All in all, I think directly using LLAPI in Unity 2017.1+ is promising.  Previously, I assumed I’d need to write my own C++ server to get decent socket performance (that’s how I did the Unity multiplayer space taxi demo) but now I don’t think so, if you’re careful about C#’s memory stuff.

Issues/comments:

  • How is it ok that Unity’s text widget/scroller can only show like 100 lines of text? (65,535 vert buffer errors if you have too much text, even though most of it is off screen)  Maybe I’m doing something wrong
  • Unity’s linux builds don’t seem to cleanly shutdown if you do a pkill/sigterm.

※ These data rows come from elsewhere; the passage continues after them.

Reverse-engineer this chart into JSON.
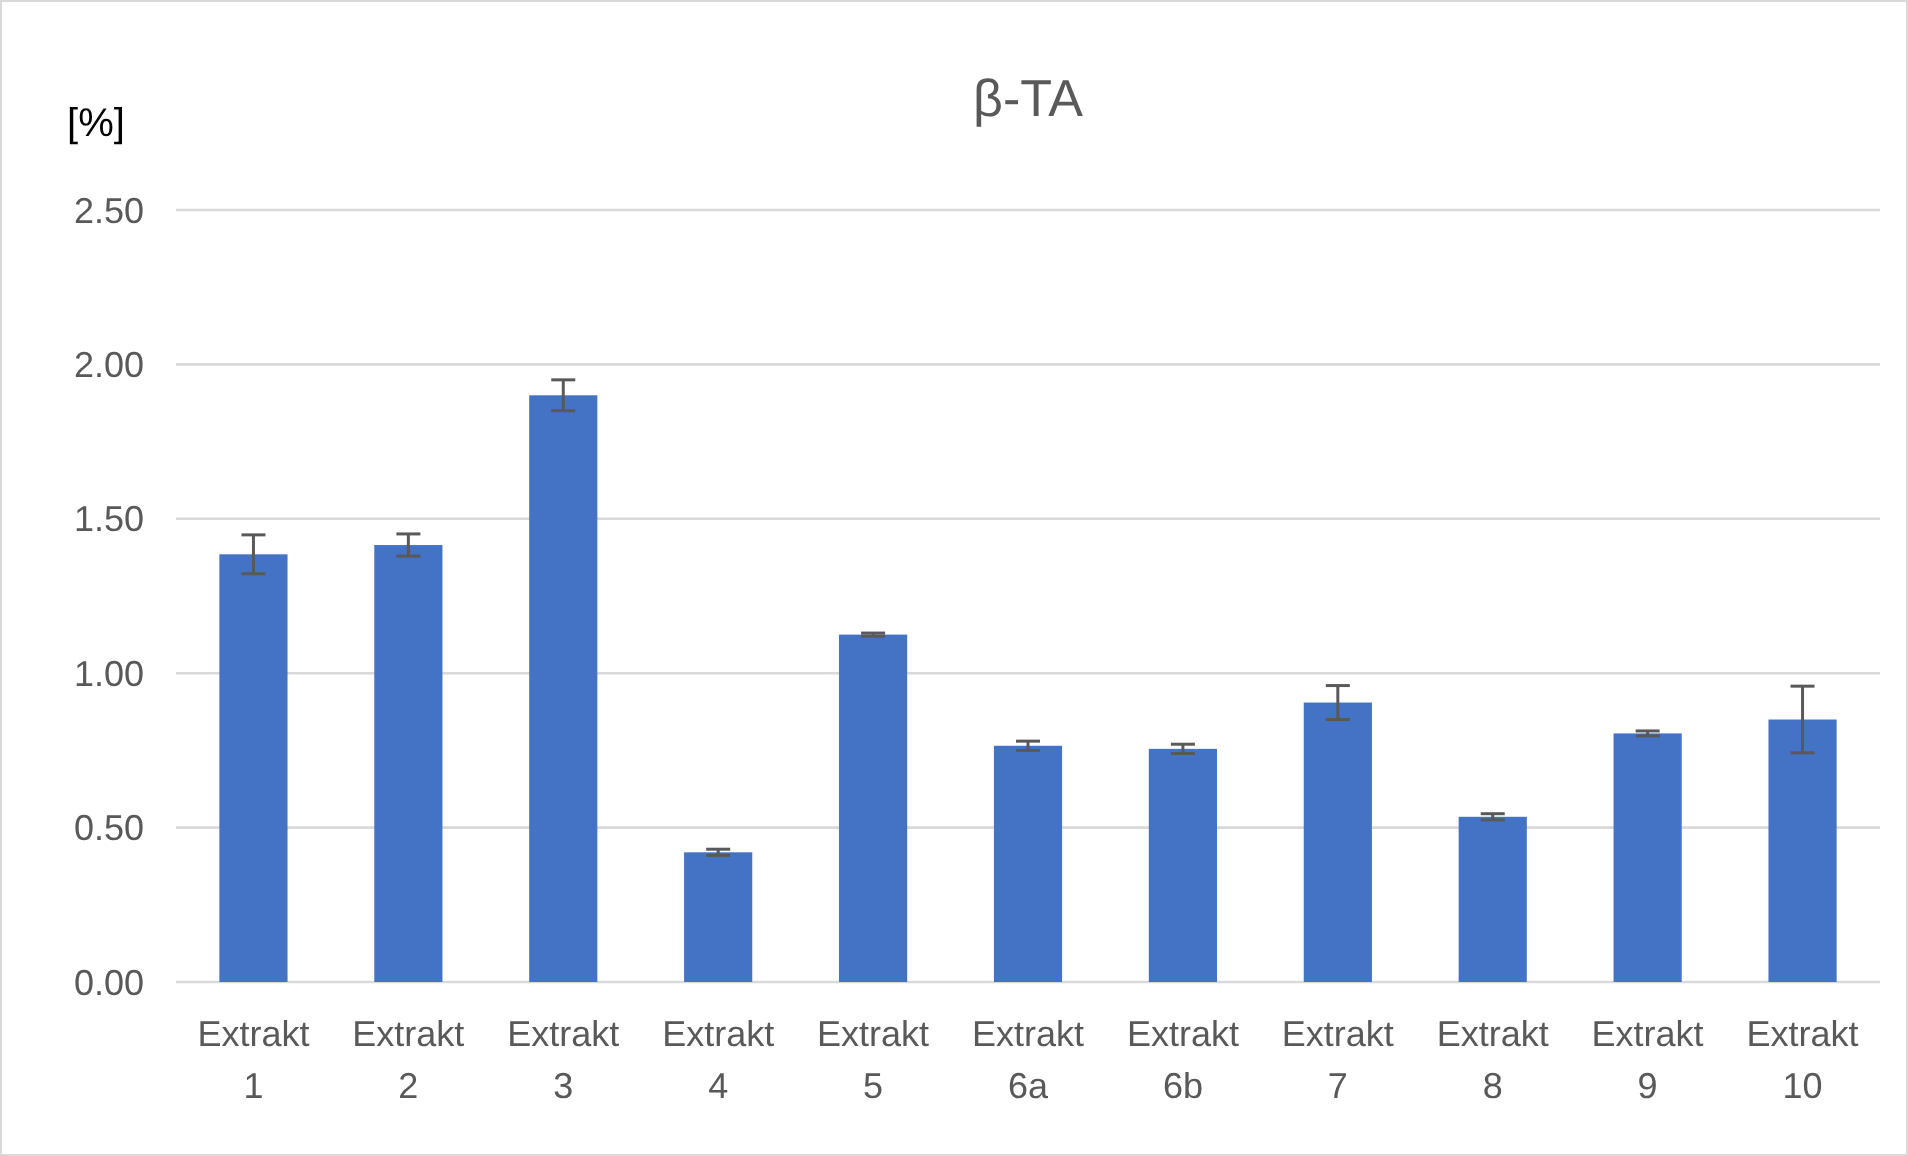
{
  "chart_data": {
    "type": "bar",
    "title": "β-TA",
    "ylabel": "[%]",
    "categories": [
      "Extrakt 1",
      "Extrakt 2",
      "Extrakt 3",
      "Extrakt 4",
      "Extrakt 5",
      "Extrakt 6a",
      "Extrakt 6b",
      "Extrakt 7",
      "Extrakt 8",
      "Extrakt 9",
      "Extrakt 10"
    ],
    "values": [
      1.385,
      1.415,
      1.9,
      0.42,
      1.125,
      0.765,
      0.755,
      0.905,
      0.535,
      0.805,
      0.85
    ],
    "errors": [
      0.063,
      0.036,
      0.05,
      0.01,
      0.005,
      0.015,
      0.015,
      0.055,
      0.01,
      0.008,
      0.108
    ],
    "color": "#4472c4",
    "ylim": [
      0,
      2.5
    ],
    "yticks": [
      {
        "value": 0,
        "label": "0.00"
      },
      {
        "value": 0.5,
        "label": "0.50"
      },
      {
        "value": 1,
        "label": "1.00"
      },
      {
        "value": 1.5,
        "label": "1.50"
      },
      {
        "value": 2,
        "label": "2.00"
      },
      {
        "value": 2.5,
        "label": "2.50"
      }
    ],
    "grid": "y"
  }
}
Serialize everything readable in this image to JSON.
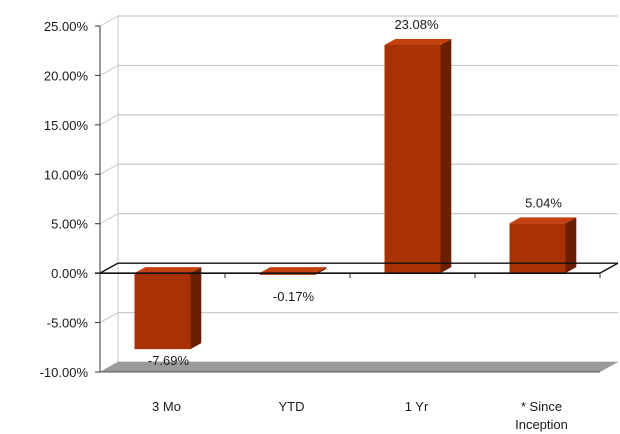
{
  "chart_data": {
    "type": "bar",
    "style": "3d-column",
    "categories": [
      "3 Mo",
      "YTD",
      "1 Yr",
      "* Since Inception"
    ],
    "category_lines": [
      [
        "3 Mo"
      ],
      [
        "YTD"
      ],
      [
        "1 Yr"
      ],
      [
        "* Since",
        "Inception"
      ]
    ],
    "values": [
      -7.69,
      -0.17,
      23.08,
      5.04
    ],
    "data_labels": [
      "-7.69%",
      "-0.17%",
      "23.08%",
      "5.04%"
    ],
    "ylim": [
      -10,
      25
    ],
    "yticks": [
      25,
      20,
      15,
      10,
      5,
      0,
      -5,
      -10
    ],
    "ytick_labels": [
      "25.00%",
      "20.00%",
      "15.00%",
      "10.00%",
      "5.00%",
      "0.00%",
      "-5.00%",
      "-10.00%"
    ],
    "grid": true,
    "legend": "none",
    "title": "",
    "xlabel": "",
    "ylabel": "",
    "colors": {
      "bar_front": "#a83206",
      "bar_side": "#6b1f02",
      "bar_top": "#c2410c",
      "floor": "#9a9a9a",
      "grid": "#c8c8c8"
    }
  }
}
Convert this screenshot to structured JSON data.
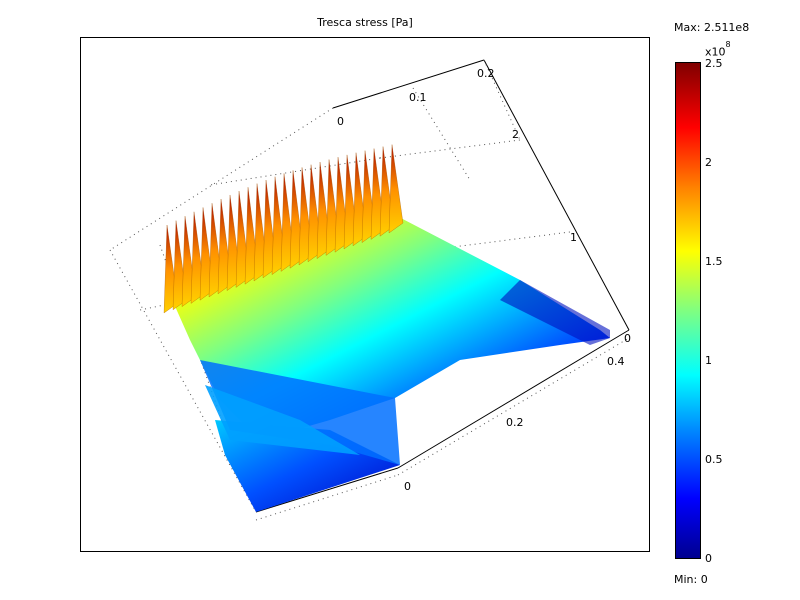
{
  "chart_data": {
    "type": "surface",
    "title": "Tresca stress [Pa]",
    "x_ticks": [
      "0",
      "0.2",
      "0.4"
    ],
    "y_ticks": [
      "0",
      "0.1",
      "0.2"
    ],
    "z_ticks": [
      "0",
      "1",
      "2"
    ],
    "colorbar": {
      "max_label": "Max: 2.511e8",
      "min_label": "Min: 0",
      "exponent_base": "x10",
      "exponent_power": "8",
      "ticks": [
        "0",
        "0.5",
        "1",
        "1.5",
        "2",
        "2.5"
      ],
      "tick_values": [
        0,
        0.5,
        1,
        1.5,
        2,
        2.5
      ],
      "range": [
        0,
        2.511
      ],
      "colormap": "jet"
    }
  }
}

OnApplicationQuit() does not get run, this is very bad for linux servers that could restart processes for reboots or upgrades. (if it’s a dedicated server you can work around it, but still!)
  • WebGL builds can’t do GetHostAddresses() so I had to type the real IP in for it to connect (I should try switching to the experimental 4.6 net libs)
  • To my great surprise, my telnet host contined to run and send answers even after stopping the game in the editor.  How could that game object still exist?! Threads and references are confusing, I fixed it by properly closing the telnet host threads on exit.
  • The Unity linux headless build worked perfectly on my CentOS 7.4 dedicated server, didn’t have to change a single thing
  • It’s weird that you’ll get CRC errors if PingTimeout/AcksType/DisconnectTimeout don’t perfectly match on the client and server. I wonder why there is not option to just let the server set it on the client during the initial handshake as you want to be able to tweak those things easily server-side.  I guess the client could grab that data via HTTP or something before the real connect, but meh.

NetTest download

Download the NetTest Unity project with full source here

Note:  I left in my .bat files (don’t mock the lowly batch file!), thought they may be useful to somebody.  They allow you to build everything for linux/win/webl, copy to the remote servers and restart the remote server with a single click.  Nothing will work without tweaking (they assume you have ssh, rsync etc working from a dos prompt) but you could probably figure it out.

Source is released under the “do whatever, but be cool and give me an attribution if you use it in something big” license.